Le coucou et les oiseaux
Il était une fois, au bord d'une vieille forêt où coulaient des eaux fraîches, des centaines d'oiseaux grands et petits vivaient en paix. Chaque matin, les branches bien vertes résonnaient des plus douces mélodies et répandaient la joie dans tous les coins de la forêt. Mais parmi cette joyeuse communauté vivait un coucou paresseux qui ne possédait pas une seule brindille à lui. Pendant que les autres oiseaux se levaient tôt à l'aube et tissaient leurs nids, il restait assis sur une haute branche, les regardait et s'ennuyait. Cet oiseau attaché à son propre confort était une créature orgueilleuse qui avait pris l'habitude de vivre du travail des autres. Un jour, il se posa fièrement auprès de l'hirondelle, la plus habile architecte de la forêt.

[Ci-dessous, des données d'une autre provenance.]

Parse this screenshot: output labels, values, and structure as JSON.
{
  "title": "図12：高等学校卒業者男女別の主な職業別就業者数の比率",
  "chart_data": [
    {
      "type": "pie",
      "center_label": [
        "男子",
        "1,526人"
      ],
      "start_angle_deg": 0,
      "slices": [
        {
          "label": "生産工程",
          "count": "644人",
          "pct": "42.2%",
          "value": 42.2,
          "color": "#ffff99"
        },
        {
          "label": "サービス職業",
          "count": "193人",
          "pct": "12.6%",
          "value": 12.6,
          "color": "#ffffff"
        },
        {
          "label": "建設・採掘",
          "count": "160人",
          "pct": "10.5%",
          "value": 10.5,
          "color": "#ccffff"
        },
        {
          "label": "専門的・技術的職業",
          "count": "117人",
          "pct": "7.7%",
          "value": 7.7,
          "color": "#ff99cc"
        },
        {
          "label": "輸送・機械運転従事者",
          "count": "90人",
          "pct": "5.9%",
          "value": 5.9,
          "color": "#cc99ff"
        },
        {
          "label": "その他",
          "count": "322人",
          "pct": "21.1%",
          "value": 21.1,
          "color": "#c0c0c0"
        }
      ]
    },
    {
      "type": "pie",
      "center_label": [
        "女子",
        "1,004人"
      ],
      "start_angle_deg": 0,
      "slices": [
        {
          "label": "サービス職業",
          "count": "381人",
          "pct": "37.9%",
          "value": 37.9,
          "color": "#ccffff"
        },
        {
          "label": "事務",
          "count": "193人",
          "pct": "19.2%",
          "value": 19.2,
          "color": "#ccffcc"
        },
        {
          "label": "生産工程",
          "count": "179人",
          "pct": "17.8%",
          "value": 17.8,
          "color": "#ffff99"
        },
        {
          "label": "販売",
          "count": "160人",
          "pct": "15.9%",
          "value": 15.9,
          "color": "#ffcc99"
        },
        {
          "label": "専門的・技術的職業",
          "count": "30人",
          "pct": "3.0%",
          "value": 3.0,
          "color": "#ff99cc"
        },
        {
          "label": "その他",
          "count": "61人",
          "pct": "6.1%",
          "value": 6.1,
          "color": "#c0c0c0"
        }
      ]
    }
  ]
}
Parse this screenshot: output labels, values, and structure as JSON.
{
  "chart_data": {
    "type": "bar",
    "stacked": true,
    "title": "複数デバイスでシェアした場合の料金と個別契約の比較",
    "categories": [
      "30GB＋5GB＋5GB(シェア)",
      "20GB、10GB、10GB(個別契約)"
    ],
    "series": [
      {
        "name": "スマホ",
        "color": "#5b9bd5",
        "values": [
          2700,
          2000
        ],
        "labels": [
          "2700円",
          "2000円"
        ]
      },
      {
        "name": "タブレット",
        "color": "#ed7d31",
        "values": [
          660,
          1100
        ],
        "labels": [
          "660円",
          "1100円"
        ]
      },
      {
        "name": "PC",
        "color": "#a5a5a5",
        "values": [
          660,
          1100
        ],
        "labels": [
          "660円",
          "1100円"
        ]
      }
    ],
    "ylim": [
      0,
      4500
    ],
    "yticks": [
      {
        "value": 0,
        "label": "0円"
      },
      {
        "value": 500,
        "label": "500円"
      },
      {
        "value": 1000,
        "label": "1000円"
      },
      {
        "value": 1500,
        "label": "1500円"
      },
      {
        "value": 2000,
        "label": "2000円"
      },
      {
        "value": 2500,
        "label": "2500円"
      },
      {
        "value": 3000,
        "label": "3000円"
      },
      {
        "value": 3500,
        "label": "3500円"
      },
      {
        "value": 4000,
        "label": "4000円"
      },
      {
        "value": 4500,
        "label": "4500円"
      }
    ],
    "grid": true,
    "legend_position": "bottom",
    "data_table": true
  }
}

Il regarda l'habile hirondelle d'un air hautain et dit qu'il voulait apprendre le secret de la construction d'un nid.
Pendant qu'elle travaillait la boue et les tiges avec finesse, l'hirondelle se mit patiemment à expliquer les subtilités de cet art. "D'abord tu dois poser une base solide, puis mélanger lentement le mortier qui résistera au vent", dit l'hirondelle avec douceur. Mais le coucou impatient s'ennuya dès le premier grain de boue et se mit à ronchonner et à se plaindre. "Tant d'effort et de travail sont-ils vraiment nécessaires pour un tas de boue sans valeur ?", demanda-t-il avec mépris. Cherchant des raccourcis au lieu d'apprendre, le coucou coupa la parole à l'hirondelle et s'éloigna rapidement de là. Il passa aussi voir les autres oiseaux architectes de la forêt, mais il n'écouta la leçon d'aucun jusqu'au bout. Chaque fois il méprisait le travail et, au lieu de montrer de la patience, il choisissait de convoiter les nids tout faits des autres.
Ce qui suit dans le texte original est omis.